Tal ambiente, calmo e pouco povoado, propicia a existência de refúgios ecológicos para inúmeras espécies da fauna e da flora. Deste modo, ao longo do itinerário, os pedestrianistas percorrem bosques de carvalhos, eucaliptos e pinheiros; campos de cultivo sobranceiros às aldeias e zonas de vegetação arbustiva. É ainda de frisar uma característica nesta zona: a utilização de ervas aromáticas na gastronomia e na medicina tradicional, tais como o rosmaninho, o alecrim, o louro, a hortelã, a salsa, o funcho, a arruda, o trovisco, a cidreira, a marcela, a arnica, os agriões e os poejos. No âmbito da fauna, a serra da Aboboreira serve de habitat para várias espécies de invertebrados, destacando-se as borboletas e escaravelhos, entre outros. No entanto, nesta região encontram-se ainda, aproximadamente, 68 espécies de vertebrados terrestres, não incluindo as aves, dando-se o destaque para a salamandra-lusitânica, a rã-ibérica, o lagarto-de-água e a toupeira-de-água, entre muitos outros exemplares. Relativamente aos mamíferos destacam-se o javali, o coelho bravo, a lebre, a raposa e o gato-bravo. Ao mesmo tempo, na fauna doméstica, encontram-se ovinos e caprinos, que pastoreiam na encosta da serra (permitindo a confeção do saboroso queijo fresco), assim como os bovinos, utilizado ainda nas lavouras tradicionais.
Matizando a paisagem, podem observar-se grandiosos rochedos com formas finamente arredondadas, lembrando silenciosos guardiões da serra. Umas vezes são usados como escudos protetores dos temporais, justificando o facto de antigamente o povo partilhar com eles o seu lar, ao construir as suas casas a elas encostadas. Outras vezes, estes geomonumentos, pela desproporção e “equilíbrio ameaçador” em que se encontram, inclinados sobre as habitações, parecem querer recordar ao Homem a sua pequenez e a realidade da sua existência estar nas mãos do destino.

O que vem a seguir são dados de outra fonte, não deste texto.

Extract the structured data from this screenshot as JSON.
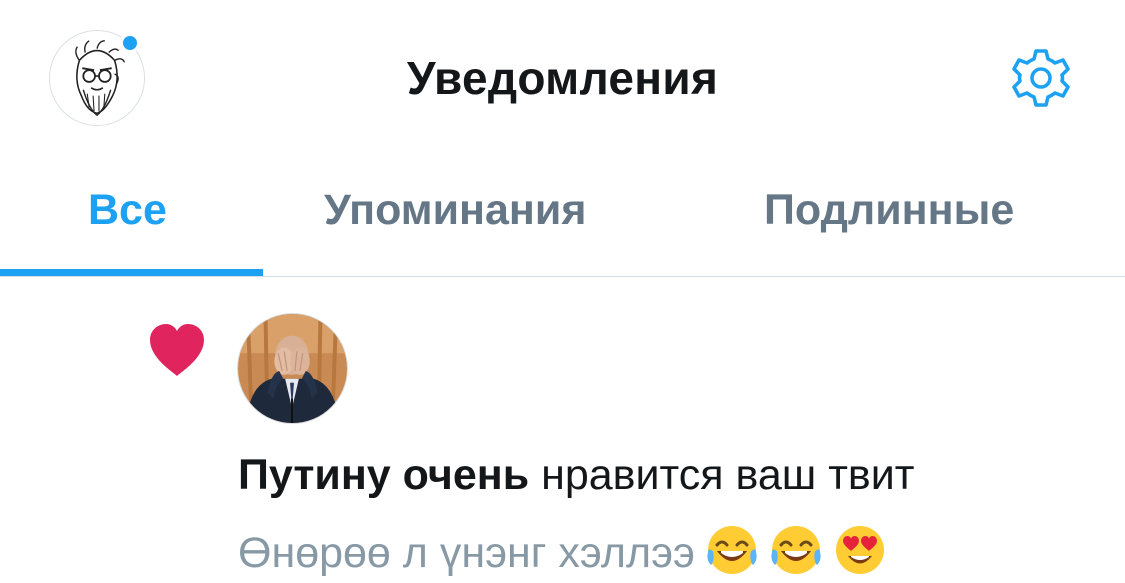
{
  "header": {
    "title": "Уведомления",
    "avatar_icon": "profile-avatar",
    "settings_icon": "gear-icon",
    "unread_dot_color": "#1da1f2"
  },
  "tabs": [
    {
      "label": "Все",
      "active": true
    },
    {
      "label": "Упоминания",
      "active": false
    },
    {
      "label": "Подлинные",
      "active": false
    }
  ],
  "notification": {
    "type_icon": "heart-icon",
    "heart_color": "#e0245e",
    "actor_bold": "Путину очень",
    "action_text": " нравится ваш твит",
    "quoted_text": "Өнөрөө л үнэнг хэллээ",
    "emojis": [
      "face-with-tears-of-joy",
      "face-with-tears-of-joy",
      "smiling-face-with-heart-eyes"
    ]
  },
  "colors": {
    "accent": "#1da1f2",
    "text_primary": "#14171a",
    "text_secondary": "#657786",
    "text_muted": "#8899a6"
  }
}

Importa ainda referir que é possível assistir à trituração de cereais (como por exemplo, do milho) nos moinhos de água, como o “Moinho de Balcão”, cedido pela Srª. Dª Diamantina Dias e familiares. O último faz parte de um belo conjunto de onze, envolvidos por uma vegetação luxuriante e acompanhados pela Ribeira de Vinheiros, em Soalhães, e dos quais foram recuperados mais três, pela Junta de Freguesia, com o apoio do Programa Leader + e da Câmara Municipal. Apesar das suas últimas moagens terem ocorrido na década de 1970, o “Moinho de Balcão” trabalha como antigamente, demonstrando-se como um dos motivos mais atraentes para os visitantes, alunos, turistas e caminheiros.
Similarmente, para além da Igreja Matriz de Soalhães (igreja românica), as capelas de S. Clemente, S. Tiago, S. Brás e S. Bento do Pinhão evidenciam a presença das construções de caráter religioso em diferentes partes da paisagem deste percurso pedestre.
IGREJA S. MARTINHO DE SOALHÃES A Igreja de Soalhães teve a sua origem num mosteiro do século XII, e foi sede do poder religioso num território muito importante e cobiçado pela nobreza medieval. No entanto, desta época, persistem apenas o portal principal, a moldura com pérolas do interior do óculo que o encima e o túmulo na capela-mor. No século XVIII, a igreja sofreu uma profunda transformação, adquirindo um interior profusamente decorado ao estilo barroco, onde reinam a talha dourada e os painéis de azulejo. Este é um dos mais belos monumentos e recantos da Rota do Românico no Vale do Tâmega e que vale a pena ser visitado.